Es ist erstaunlich, plötzlich reden alle über den ländlichen Raum. Naja, ganz so plötzlich ist es in Brandenburg nicht passiert. Zu Zeiten, als noch von schrumpfender Bevölkerung geredet wurde, vom Aufgeben bestimmter Regionen, weil sich da nichts mehr lohnen würde, hat Brandenburg die Enquetekommission ins Leben gerufen. Und die hat wiederum einen Abschlussbericht vorgelegt mit über 130 Maßnahmen, die es umzusetzen gilt. Wobei ich hinzufüge, dass nie ausgeschlossen werden darf, neuere Erkenntnisse in Sachen Ländlicher Raum in Entwicklungsstrategien einfließen zu lassen. Und nun also die Große Anfrage der LINKE. Ich bin sehr dankbar dafür, dass dieses Thema heute auf der Tagesordnung steht.

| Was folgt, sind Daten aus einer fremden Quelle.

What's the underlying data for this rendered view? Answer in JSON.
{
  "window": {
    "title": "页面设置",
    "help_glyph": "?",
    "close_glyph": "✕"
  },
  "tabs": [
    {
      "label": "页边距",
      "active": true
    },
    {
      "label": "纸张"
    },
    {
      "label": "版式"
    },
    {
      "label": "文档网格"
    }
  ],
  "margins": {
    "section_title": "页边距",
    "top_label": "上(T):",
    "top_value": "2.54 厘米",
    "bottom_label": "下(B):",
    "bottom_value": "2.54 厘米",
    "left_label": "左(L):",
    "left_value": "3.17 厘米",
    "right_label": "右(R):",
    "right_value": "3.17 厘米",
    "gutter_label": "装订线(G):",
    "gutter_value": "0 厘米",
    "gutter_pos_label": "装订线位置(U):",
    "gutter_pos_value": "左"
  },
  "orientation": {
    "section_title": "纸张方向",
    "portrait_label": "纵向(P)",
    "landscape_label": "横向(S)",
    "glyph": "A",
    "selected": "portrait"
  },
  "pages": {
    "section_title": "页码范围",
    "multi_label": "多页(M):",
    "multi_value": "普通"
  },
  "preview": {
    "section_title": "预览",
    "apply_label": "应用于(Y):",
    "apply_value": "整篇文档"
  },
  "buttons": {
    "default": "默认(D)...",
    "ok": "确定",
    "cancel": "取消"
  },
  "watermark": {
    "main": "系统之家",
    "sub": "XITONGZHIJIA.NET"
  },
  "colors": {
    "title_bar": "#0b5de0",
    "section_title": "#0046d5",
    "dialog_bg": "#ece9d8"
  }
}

Es hat sich Erstaunliches getan. Der ländliche Raum ist sowas von en vogue geworden. Soll man sagen, Corona sei Dank, so hört man es hin und wieder. Ich würde nicht soweit gehen. Ich würde eher sagen: Endlich beginnt das Begreifen, dass der Ländliche Raum nicht einfach das landschaftlich reizvolle Umland für Großstädter ist, den er im Falle von Reizüberflutung aufsucht, Landlust eben. Schon das Wort löst übrigens beim Bewohner der unendlichen Weiten Brandenburgs Abwehr aus. Und es gibt Gründe dafür. Die, die die Sommerfrische genießen hatten oft nur wenig Berührung mit den massiven Problemen, die sich über Jahrzehnte aufgebaut hatten. An die wir rangehen.

Erstes und wie ich finde sehr wichtiges Thema: Den Dörfern wieder mehr Selbstbestimmung ermöglichen. Auch wenn sie Teil einer Gemeinde sind. Der Name Ortsteil wird im ungünstigsten Falle als Anhängsel von irgendetwas Großem interpretiert ist damit weit weg von der Möglichkeit, das Dorf betreffende Entscheidungen zu treffen. Was auch mit Geld zu tun hat. Deshalb ganz wichtig: Die Kommunalverfassung des Landes wird geändert, ab Juli werden Ortsteilbudgets verpflichtend.

Ganz grundsätzlich geht es bei allem was gemacht wird darum, zu erkennen: ExpertInnen in Sachen ländlicher Raum sind die BewohnerInnen. Sie sind die entscheidenden AkteurInnen. Das zu stärken gibt es mit LEADER ein Förderinstrument mit dem richtigen Ansatz. Die Region entscheidet, was der Region hilft und notwendig ist. Allerdings: die Beantragung der Mittel ist ein hochkomplexer, viel zu komplizierter Vorgang, der dringend vereinfacht werden muss für die kommende Förderperiode, was erarbeitet werden muss.

Was zu Selbstbestimmung unbedingt gehört: Netzwerke, die in den Dörfern selbst entstanden sind und entstehen. Eines, auch zu finden im Bericht der Enquetekommission: Das Parlament der Dörfer. Es wird stattfinden und damit eine wahrnehmbare Stimme sein. In Brandenburg, in Deutschland und, soweit geht es wirklich, in Europa. Denn die Probleme und Herausforderungen ähneln sich in den Grundzügen überall.

Daseinsvorsorge ist so ein Problem. Da haben wir einen wirklich hoffnungsvollen Schritt gemacht, gerade erst, der den Forderungen der Enquetekommission gerecht wird: Der Beschluss, ein Mobilitätsgesetz, ausgerichtet an den Bedürfnissen des ländlichen Raumes UND des Klimaschutzes. Das geht nämlich großartig zusammen! Okay, die Namen von Gesetzen klingen irgendwie immer ein bisschen theoretisch. Das ist der Inhalt aber ganz und gar nicht. Ein paar Stichworte: das überfällige Bekenntnis zur Reaktivierung von Strecken und der Sicherung von Strecken, die nicht überplant werden dürfen. So dass es grundsätzlich möglich bleibt, wieder Züge verkehren zu lassen. Und was mich besonders freut: ein landesweiter Radwegeplan soll entstehen, der eben nicht vorzugsweise den erholungsuchenden Lustradler in den Blick nimmt, sondern die Bedürfnisse der EinwohnerInnen ernst nimmt, die möglichst sicher und schnell von A nach B kommen wollen mit ihrem Rad. Und so weiter und so weiter.

Fakt ist: Dörfer brauchen Zuwanderung. Und die ist unterwegs. Corona tut da fatalerweise ein Übriges. Und nun gilt es dafür zu sorgen, dass die Neuen, die wirklich leben wollen im ländlichen Raum mit neuen, ungewohnten Konzepten, ihren Raum finden. Dass aber diese Variante nur eine unter vielen ist. Der Charme des Landes, seine Stärke, die gerade wieder entdeckt wird ist doch, das Co-Working existiert neben nachhaltiger Landwirtschaft, handwerklicher Veredlung von Produkten usw….

Es ist noch ein weiter Weg hin zu gleichwertigen Lebensverhältnissen. Zu guter Daseinsvorsorge. Zur Realisierung all dessen, was in den Forderungen der Enquetekommission fixiert wurde. Aber wir haben uns auf den Weg gemacht.